Only once in a lifetime does a film like this come along to take you by your nerve-endings and frazzle you into a mess of spasms. Yes, ZARDOZ is a moom pitcher that you will never be able to rip out of your cranium, one that will stick around with you forever just like every other beyond-feeling flick from PLAN 9 FROM OUTER SPACE to DEADBEAT AT DAWN. Something you ain't gonna be able to shake from your psyche until you're about as old and senile as the aged denizens of The Vortex living in abject mayhem flipping out while twenties-vintage dance music is constantly played. Yeah it's one of "those" films, but it's one that will separate the high energy true-believers from the IT'S A WONDERFUL LIFE patsies, that's for sure! The feel bad, in a good way, movie a soul like I has been waiting for.

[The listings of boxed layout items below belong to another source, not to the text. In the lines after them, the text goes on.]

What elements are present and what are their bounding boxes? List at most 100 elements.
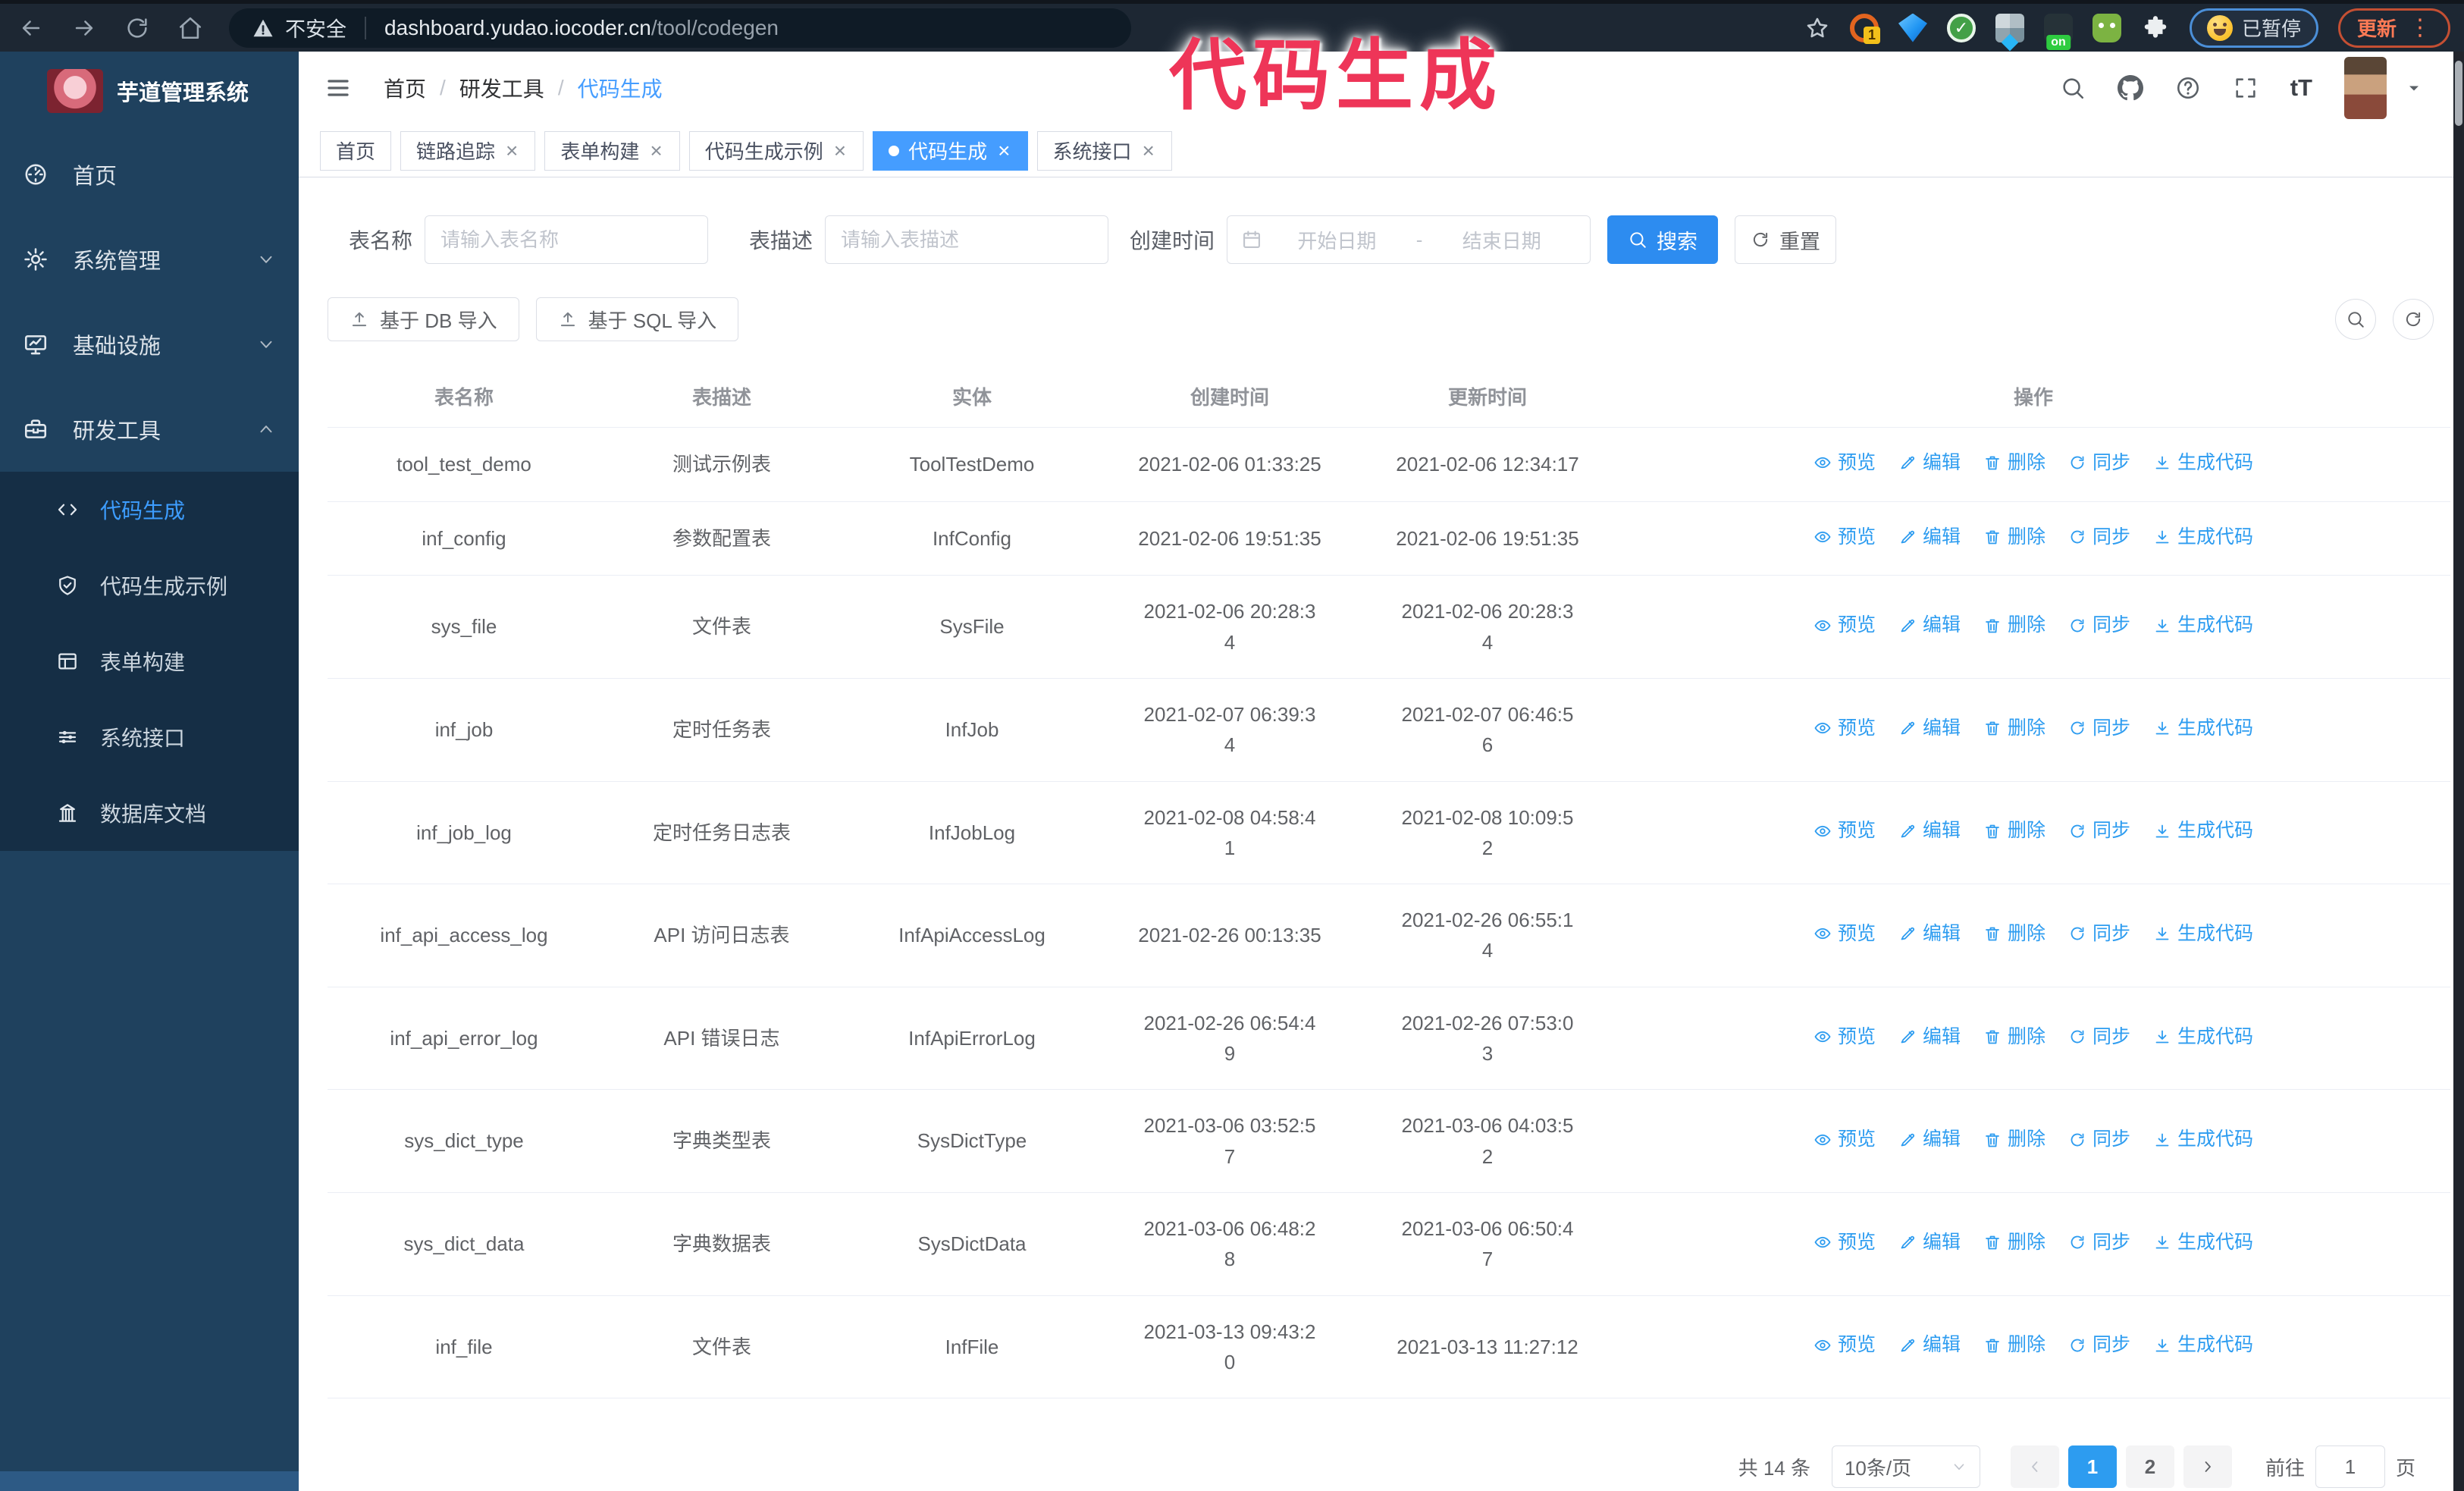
action-编辑[interactable]: 编辑 [1898, 523, 1961, 552]
action-预览[interactable]: 预览 [1814, 919, 1876, 949]
sidebar-subitem-代码生成示例[interactable]: 代码生成示例 [0, 548, 299, 623]
action-生成代码[interactable]: 生成代码 [2153, 1022, 2253, 1052]
extension-orange-icon[interactable]: 1 [1849, 13, 1880, 44]
action-生成代码[interactable]: 生成代码 [2153, 448, 2253, 478]
tab-代码生成示例[interactable]: 代码生成示例 × [688, 130, 864, 171]
action-预览[interactable]: 预览 [1814, 523, 1876, 552]
search-button[interactable]: 搜索 [1607, 215, 1719, 264]
font-size-tool[interactable]: tT [2290, 74, 2312, 102]
action-预览[interactable]: 预览 [1814, 1022, 1876, 1052]
github-icon[interactable] [2117, 75, 2143, 101]
scrollbar-thumb[interactable] [2455, 61, 2462, 126]
next-page-button[interactable] [2183, 1445, 2232, 1489]
help-icon[interactable] [2175, 75, 2201, 101]
extensions-puzzle-icon[interactable] [2141, 14, 2170, 42]
tab-close-icon[interactable]: × [832, 140, 848, 162]
reset-button[interactable]: 重置 [1735, 215, 1837, 264]
date-start-placeholder[interactable]: 开始日期 [1262, 226, 1412, 254]
action-同步[interactable]: 同步 [2068, 448, 2130, 478]
reload-icon[interactable] [124, 15, 150, 41]
sidebar-item-研发工具[interactable]: 研发工具 [0, 387, 299, 472]
action-生成代码[interactable]: 生成代码 [2153, 714, 2253, 743]
action-删除[interactable]: 删除 [1983, 611, 2045, 640]
page-url[interactable]: dashboard.yudao.iocoder.cn/tool/codegen [384, 16, 779, 40]
action-同步[interactable]: 同步 [2068, 1228, 2130, 1257]
app-logo-row[interactable]: 芋道管理系统 [0, 52, 299, 118]
action-删除[interactable]: 删除 [1983, 448, 2045, 478]
tab-表单构建[interactable]: 表单构建 × [544, 130, 680, 171]
tab-close-icon[interactable]: × [1141, 140, 1156, 162]
import-sql-button[interactable]: 基于 SQL 导入 [535, 297, 739, 341]
address-bar[interactable]: 不安全 dashboard.yudao.iocoder.cn/tool/code… [229, 8, 1131, 48]
security-warning-icon[interactable] [252, 17, 274, 39]
action-同步[interactable]: 同步 [2068, 1022, 2130, 1052]
action-同步[interactable]: 同步 [2068, 611, 2130, 640]
extension-bot-icon[interactable] [2092, 13, 2121, 42]
extension-check-icon[interactable]: ✓ [1946, 13, 1976, 42]
sidebar-subitem-表单构建[interactable]: 表单构建 [0, 623, 299, 699]
create-time-range-picker[interactable]: 开始日期 - 结束日期 [1227, 215, 1591, 264]
action-编辑[interactable]: 编辑 [1898, 1125, 1961, 1154]
tab-首页[interactable]: 首页 [320, 130, 392, 171]
action-生成代码[interactable]: 生成代码 [2153, 523, 2253, 552]
action-生成代码[interactable]: 生成代码 [2153, 1330, 2253, 1360]
tab-链路追踪[interactable]: 链路追踪 × [400, 130, 536, 171]
prev-page-button[interactable] [2010, 1445, 2059, 1489]
sidebar-subitem-代码生成[interactable]: 代码生成 [0, 472, 299, 548]
action-删除[interactable]: 删除 [1983, 1125, 2045, 1154]
goto-page-input[interactable] [2315, 1445, 2385, 1489]
page-button-1[interactable]: 1 [2067, 1445, 2117, 1489]
tab-close-icon[interactable]: × [996, 140, 1011, 162]
tab-close-icon[interactable]: × [648, 140, 663, 162]
action-生成代码[interactable]: 生成代码 [2153, 611, 2253, 640]
tab-close-icon[interactable]: × [504, 140, 519, 162]
kebab-menu-icon[interactable]: ⋮ [2409, 14, 2431, 41]
action-编辑[interactable]: 编辑 [1898, 919, 1961, 949]
refresh-table-button[interactable] [2393, 299, 2434, 340]
action-同步[interactable]: 同步 [2068, 523, 2130, 552]
action-预览[interactable]: 预览 [1814, 1125, 1876, 1154]
action-同步[interactable]: 同步 [2068, 1330, 2130, 1360]
fullscreen-icon[interactable] [2233, 75, 2259, 101]
action-删除[interactable]: 删除 [1983, 1228, 2045, 1257]
action-生成代码[interactable]: 生成代码 [2153, 919, 2253, 949]
browser-profile-chip[interactable]: 已暂停 [2189, 8, 2318, 48]
browser-update-button[interactable]: 更新 ⋮ [2337, 8, 2450, 48]
tab-系统接口[interactable]: 系统接口 × [1036, 130, 1172, 171]
action-预览[interactable]: 预览 [1814, 1228, 1876, 1257]
breadcrumb-item[interactable]: 研发工具 [459, 73, 544, 103]
action-编辑[interactable]: 编辑 [1898, 448, 1961, 478]
action-预览[interactable]: 预览 [1814, 611, 1876, 640]
action-编辑[interactable]: 编辑 [1898, 1330, 1961, 1360]
toggle-search-button[interactable] [2335, 299, 2376, 340]
page-scrollbar[interactable] [2453, 52, 2464, 1491]
extension-dark-icon[interactable]: on [2043, 13, 2073, 50]
sidebar-subitem-系统接口[interactable]: 系统接口 [0, 699, 299, 775]
sidebar-collapse-icon[interactable] [324, 74, 352, 102]
date-end-placeholder[interactable]: 结束日期 [1427, 226, 1576, 254]
sidebar-item-首页[interactable]: 首页 [0, 132, 299, 217]
bookmark-star-icon[interactable] [1804, 15, 1830, 41]
tab-代码生成[interactable]: 代码生成 × [873, 130, 1028, 171]
sidebar-item-基础设施[interactable]: 基础设施 [0, 302, 299, 387]
action-编辑[interactable]: 编辑 [1898, 1022, 1961, 1052]
action-删除[interactable]: 删除 [1983, 816, 2045, 846]
action-删除[interactable]: 删除 [1983, 919, 2045, 949]
action-生成代码[interactable]: 生成代码 [2153, 816, 2253, 846]
extension-grid-icon[interactable] [1995, 13, 2024, 42]
page-size-select[interactable]: 10条/页 [1831, 1445, 1980, 1489]
action-同步[interactable]: 同步 [2068, 919, 2130, 949]
action-删除[interactable]: 删除 [1983, 1330, 2045, 1360]
action-生成代码[interactable]: 生成代码 [2153, 1125, 2253, 1154]
action-预览[interactable]: 预览 [1814, 816, 1876, 846]
action-预览[interactable]: 预览 [1814, 448, 1876, 478]
action-编辑[interactable]: 编辑 [1898, 611, 1961, 640]
table-desc-input[interactable] [825, 215, 1109, 264]
action-预览[interactable]: 预览 [1814, 714, 1876, 743]
action-删除[interactable]: 删除 [1983, 1022, 2045, 1052]
sidebar-subitem-数据库文档[interactable]: 数据库文档 [0, 775, 299, 851]
action-编辑[interactable]: 编辑 [1898, 714, 1961, 743]
action-编辑[interactable]: 编辑 [1898, 816, 1961, 846]
action-预览[interactable]: 预览 [1814, 1330, 1876, 1360]
action-生成代码[interactable]: 生成代码 [2153, 1228, 2253, 1257]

Imagine a meeting of minds between Edgar Rice and William Burroughs and you might get something akin to ZARDOZ. Or howz'bout this...ZARDOZ is a bold move taking the oft-tread Sci-Fi "dystopian utopia" saga and injecting some much-needed life and vision into its sorry carcass! Yeah, that's pretty much what ZARDOZ is, a futuristic thriller that is fortunately void of all of the modern day hangups and restraint that have turned me off to contemporary television and cinema faster than you can say HBO. And it's done with a peak perfection to the point where you actually feel like protagonist Zed (recently retired from James Bond actor Sean Connery) trying to get to the bottom of the mystery regarding the entire meaning and mystery that makes up the god Zardoz, an early-Greek-styled flying stone head that pukes weapons from its gaping mouth for his elect followers to murder reproducing "Brutals" with while his worshipers fill Zardoz with grain that is being planted for reasons that seem quite alien to these barbarians with flashy seventies-styled long hair.

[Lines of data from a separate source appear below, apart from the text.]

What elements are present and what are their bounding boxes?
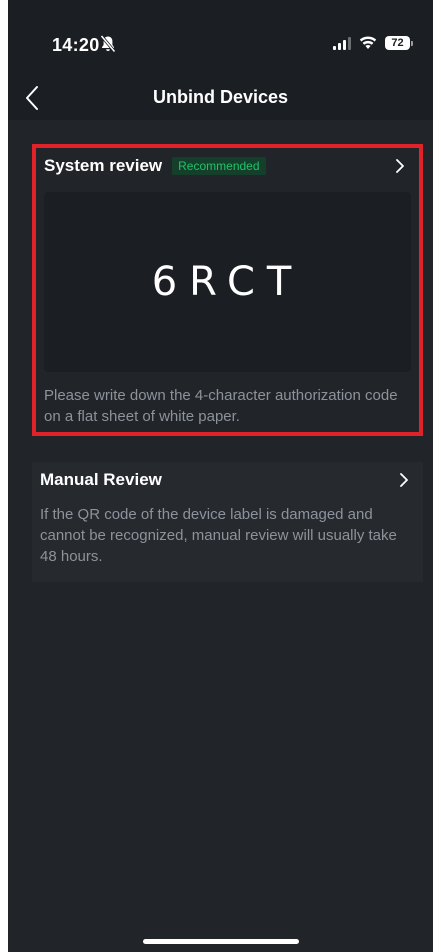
manual-review-description: If the QR code of the device label is da… [40,506,397,565]
system-review-card[interactable]: System review Recommended 6RCT Please wr… [32,144,423,436]
system-review-header[interactable]: System review Recommended [44,152,411,180]
authorization-code-box: 6RCT [44,192,411,372]
home-indicator[interactable] [142,939,299,944]
status-time: 14:20 [52,35,100,55]
status-bar: 14:20 72 [8,0,433,70]
battery-level: 72 [385,36,410,50]
header: 14:20 72 Unbind Devices [8,0,433,120]
system-review-description: Please write down the 4-character author… [44,387,398,425]
manual-review-header[interactable]: Manual Review [40,466,415,494]
status-icons: 72 [333,36,413,50]
manual-review-card[interactable]: Manual Review If the QR code of the devi… [32,462,423,582]
phone-screen: 14:20 72 Unbind Devices System review Re… [8,0,433,952]
authorization-code: 6RCT [151,259,304,305]
system-review-title: System review [44,156,163,175]
page-title: Unbind Devices [152,87,289,107]
recommended-badge: Recommended [172,157,266,175]
wifi-icon [359,36,377,49]
nav-bar: Unbind Devices [8,78,433,118]
cellular-signal-icon [333,36,351,50]
chevron-right-icon[interactable] [399,473,409,487]
chevron-right-icon[interactable] [395,159,405,173]
manual-review-title: Manual Review [40,470,162,489]
battery-icon: 72 [385,36,413,50]
bell-slash-icon [100,35,116,53]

Zed, for reasons that will become painstakingly clear in upcoming flashbacks scattered throughout the film, stows away on the floating head and is transported to the world of The Eternals, an immortal people who live in a society that reminds me of a cross between 14th century England and the hippy-dippiest Southern Californian commune you could find. Thus begins the real mystery regarding this seemingly primitive invader who has trespassed upon the sanctity of an advanced people with neo-psychic powers who have been living on for three centuries and, if anything, long and crave for a nice and painful death if only to break up the stultifying boredom.

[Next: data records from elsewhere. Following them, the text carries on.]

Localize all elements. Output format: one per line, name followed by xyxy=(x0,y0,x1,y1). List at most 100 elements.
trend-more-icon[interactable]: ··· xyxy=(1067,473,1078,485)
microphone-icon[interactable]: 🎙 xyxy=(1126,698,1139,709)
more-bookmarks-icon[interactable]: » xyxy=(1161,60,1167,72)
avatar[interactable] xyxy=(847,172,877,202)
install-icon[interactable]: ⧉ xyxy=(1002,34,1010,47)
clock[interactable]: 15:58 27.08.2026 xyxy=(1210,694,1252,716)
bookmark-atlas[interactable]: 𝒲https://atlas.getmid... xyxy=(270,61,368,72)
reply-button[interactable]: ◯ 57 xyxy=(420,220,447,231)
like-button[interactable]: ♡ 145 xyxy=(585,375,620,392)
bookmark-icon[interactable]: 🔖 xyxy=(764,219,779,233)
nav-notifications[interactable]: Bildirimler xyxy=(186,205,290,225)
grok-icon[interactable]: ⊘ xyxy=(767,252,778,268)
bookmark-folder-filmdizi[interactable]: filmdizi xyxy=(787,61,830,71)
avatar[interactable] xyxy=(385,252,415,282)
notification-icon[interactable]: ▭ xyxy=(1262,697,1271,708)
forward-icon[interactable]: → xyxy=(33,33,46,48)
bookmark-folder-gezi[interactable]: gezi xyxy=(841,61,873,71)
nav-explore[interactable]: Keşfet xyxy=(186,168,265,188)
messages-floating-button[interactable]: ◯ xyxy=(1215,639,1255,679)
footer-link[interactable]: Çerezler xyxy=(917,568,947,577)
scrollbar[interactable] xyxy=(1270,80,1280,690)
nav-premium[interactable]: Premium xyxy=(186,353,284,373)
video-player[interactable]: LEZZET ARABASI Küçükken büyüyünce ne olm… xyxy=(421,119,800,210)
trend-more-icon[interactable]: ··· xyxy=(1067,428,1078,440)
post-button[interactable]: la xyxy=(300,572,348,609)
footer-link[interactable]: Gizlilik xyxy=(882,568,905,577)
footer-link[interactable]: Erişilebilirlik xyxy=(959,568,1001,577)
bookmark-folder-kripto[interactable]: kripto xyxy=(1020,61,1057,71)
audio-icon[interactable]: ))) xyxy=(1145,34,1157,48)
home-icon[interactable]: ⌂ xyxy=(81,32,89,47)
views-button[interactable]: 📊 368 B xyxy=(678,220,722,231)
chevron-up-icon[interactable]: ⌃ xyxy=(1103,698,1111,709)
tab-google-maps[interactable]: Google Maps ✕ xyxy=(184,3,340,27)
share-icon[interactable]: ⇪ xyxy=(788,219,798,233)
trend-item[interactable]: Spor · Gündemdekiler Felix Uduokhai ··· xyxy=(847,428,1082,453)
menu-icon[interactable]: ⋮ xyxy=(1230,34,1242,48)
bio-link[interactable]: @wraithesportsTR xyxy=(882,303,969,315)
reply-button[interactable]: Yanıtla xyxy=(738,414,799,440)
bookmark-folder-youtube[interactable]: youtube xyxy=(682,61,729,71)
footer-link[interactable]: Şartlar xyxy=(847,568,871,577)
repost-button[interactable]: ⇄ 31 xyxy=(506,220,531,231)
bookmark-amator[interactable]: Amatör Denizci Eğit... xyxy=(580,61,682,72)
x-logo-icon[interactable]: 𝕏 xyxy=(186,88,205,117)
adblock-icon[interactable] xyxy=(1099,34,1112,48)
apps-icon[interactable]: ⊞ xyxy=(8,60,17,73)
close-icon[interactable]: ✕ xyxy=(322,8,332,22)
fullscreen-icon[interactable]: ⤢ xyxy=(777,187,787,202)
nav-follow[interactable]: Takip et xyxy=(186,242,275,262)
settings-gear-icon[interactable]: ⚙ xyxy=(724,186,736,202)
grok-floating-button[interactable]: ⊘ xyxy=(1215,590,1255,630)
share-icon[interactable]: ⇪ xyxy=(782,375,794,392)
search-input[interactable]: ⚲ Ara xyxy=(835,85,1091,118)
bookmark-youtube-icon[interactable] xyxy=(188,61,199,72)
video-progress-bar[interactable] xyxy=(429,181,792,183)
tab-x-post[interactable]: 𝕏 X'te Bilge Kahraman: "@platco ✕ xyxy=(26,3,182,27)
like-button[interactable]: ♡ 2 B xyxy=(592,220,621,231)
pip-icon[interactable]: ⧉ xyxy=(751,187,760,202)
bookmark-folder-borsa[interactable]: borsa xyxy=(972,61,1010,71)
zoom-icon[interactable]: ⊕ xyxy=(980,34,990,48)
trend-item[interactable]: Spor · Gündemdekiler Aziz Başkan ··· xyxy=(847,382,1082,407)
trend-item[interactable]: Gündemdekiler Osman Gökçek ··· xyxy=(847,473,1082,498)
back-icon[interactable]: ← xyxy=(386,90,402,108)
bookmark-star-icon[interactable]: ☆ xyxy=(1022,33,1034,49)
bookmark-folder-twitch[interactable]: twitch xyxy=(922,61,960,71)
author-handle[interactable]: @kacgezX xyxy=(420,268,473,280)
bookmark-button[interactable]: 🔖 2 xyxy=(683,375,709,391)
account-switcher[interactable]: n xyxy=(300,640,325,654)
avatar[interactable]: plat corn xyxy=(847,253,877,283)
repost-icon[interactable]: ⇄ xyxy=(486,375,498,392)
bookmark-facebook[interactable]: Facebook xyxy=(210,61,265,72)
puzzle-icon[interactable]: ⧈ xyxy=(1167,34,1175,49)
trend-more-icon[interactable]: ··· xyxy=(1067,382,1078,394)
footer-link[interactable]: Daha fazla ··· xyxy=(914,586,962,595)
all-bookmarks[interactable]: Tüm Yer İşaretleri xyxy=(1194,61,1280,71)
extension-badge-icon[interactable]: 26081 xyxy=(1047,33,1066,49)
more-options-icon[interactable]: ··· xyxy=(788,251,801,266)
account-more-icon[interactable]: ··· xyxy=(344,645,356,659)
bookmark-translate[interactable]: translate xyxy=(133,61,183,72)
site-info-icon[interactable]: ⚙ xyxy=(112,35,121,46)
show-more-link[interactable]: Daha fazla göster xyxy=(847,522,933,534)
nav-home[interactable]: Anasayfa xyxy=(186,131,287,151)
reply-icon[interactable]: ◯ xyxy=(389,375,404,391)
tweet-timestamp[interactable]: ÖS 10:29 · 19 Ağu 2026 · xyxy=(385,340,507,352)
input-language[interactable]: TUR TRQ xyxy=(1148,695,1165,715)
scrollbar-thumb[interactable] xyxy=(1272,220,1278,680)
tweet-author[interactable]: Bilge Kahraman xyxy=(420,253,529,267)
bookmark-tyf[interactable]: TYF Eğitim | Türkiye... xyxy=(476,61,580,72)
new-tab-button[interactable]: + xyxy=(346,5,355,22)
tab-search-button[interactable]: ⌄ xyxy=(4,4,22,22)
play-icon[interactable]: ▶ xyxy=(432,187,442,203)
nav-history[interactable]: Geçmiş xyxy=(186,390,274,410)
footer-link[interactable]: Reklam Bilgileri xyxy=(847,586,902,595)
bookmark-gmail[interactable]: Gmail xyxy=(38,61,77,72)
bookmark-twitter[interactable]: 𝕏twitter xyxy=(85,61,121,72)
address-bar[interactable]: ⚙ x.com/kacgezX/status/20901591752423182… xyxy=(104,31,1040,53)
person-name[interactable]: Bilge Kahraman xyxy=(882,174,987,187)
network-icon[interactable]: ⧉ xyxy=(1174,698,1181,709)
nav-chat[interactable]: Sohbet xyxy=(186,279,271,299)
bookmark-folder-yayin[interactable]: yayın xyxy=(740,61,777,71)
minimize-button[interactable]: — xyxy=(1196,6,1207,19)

The intruder isn't actually taken to kindly by everyone, with the Vortexans not sure of what to do with this decaying and armed primitive. May (played by Sarah Kestleman) wants to study him for scientific purposes which would seem sensible since he is the first peon from the outside world anyone has seen in over three centuries. However Consuela (Charlotte Rampling, an actress who worked wonders in these mid-seventies noir-ish dramas) would like Zed terminated immediately, perhaps after he demonstrates the process of sexual arousal by looking at her instead of the female mud wrestlers being projected on a screen. The tension between Zed and the Eternals, coupled with his own quest to discover just what Zardoz is, leads to a bubbling under intensity that pretty much underlies the entire film adding even more energy (remember that word?)  to a flick that's already packed to the gills with a whole load of mutated Science Fiction ideas and twists I never saw on CAPTAIN VIDEO, that's for sure! And hey, I'm not even talking about the mind-expanding psychedelic interludes with squiggly sperm-like protozoa darting about or the scene where Zed is being crash-coursed in the sciences and arts with text and classical paintings being flashed upon naked torsos!

I won't give any more away, but you should be more'n aptly pleased by the way ZARDOZ progresses with various plot twitches and switches that might take at least four viewings to fully comprehend. But one should be enough for it to give you the full impact. Let me just say that, without ruining things, the entire story ends in a huge violent cataclysmic bang that will undoubtedly leave you stunned, which in turn is followed by perhaps the most extremely somber and strangely moving ending in a film that I've ever seen in my life. Let me tell you that the final two or so minutes of this film had such a strange effect on me, as if it were ripped straight from one of my most feverish, Ny Quil-induced dreams to the point where it seemed as if director John Boorman actually plagiarized  my mind, that's how powerful even for a jaded fanabla such as I it is! (Oddly enough, having been vaguely tipped off to the ending yet vastly unsure of the situations surrounding it I did, prior to viewing ZARDOZ, conjure up a vivid dream where I viewed what I perceived the ending to be, and although what I dreamed was most definitely not in the film the same sad, depressing emotions that I experienced later were already evident in the hidden reaches of my cranium.) A fantastic's too bad it tanked like it did because it really deserves an even larger cult following than the one I assume it has these days.

Stills from the strangely moving closing of ZARDOZ

1 comment:

Anonymous said...

Imagine starting to watch that movie 20 minutes into it AND viewing it in a crowded bar with the sound off and no close-captioning. Happened to me.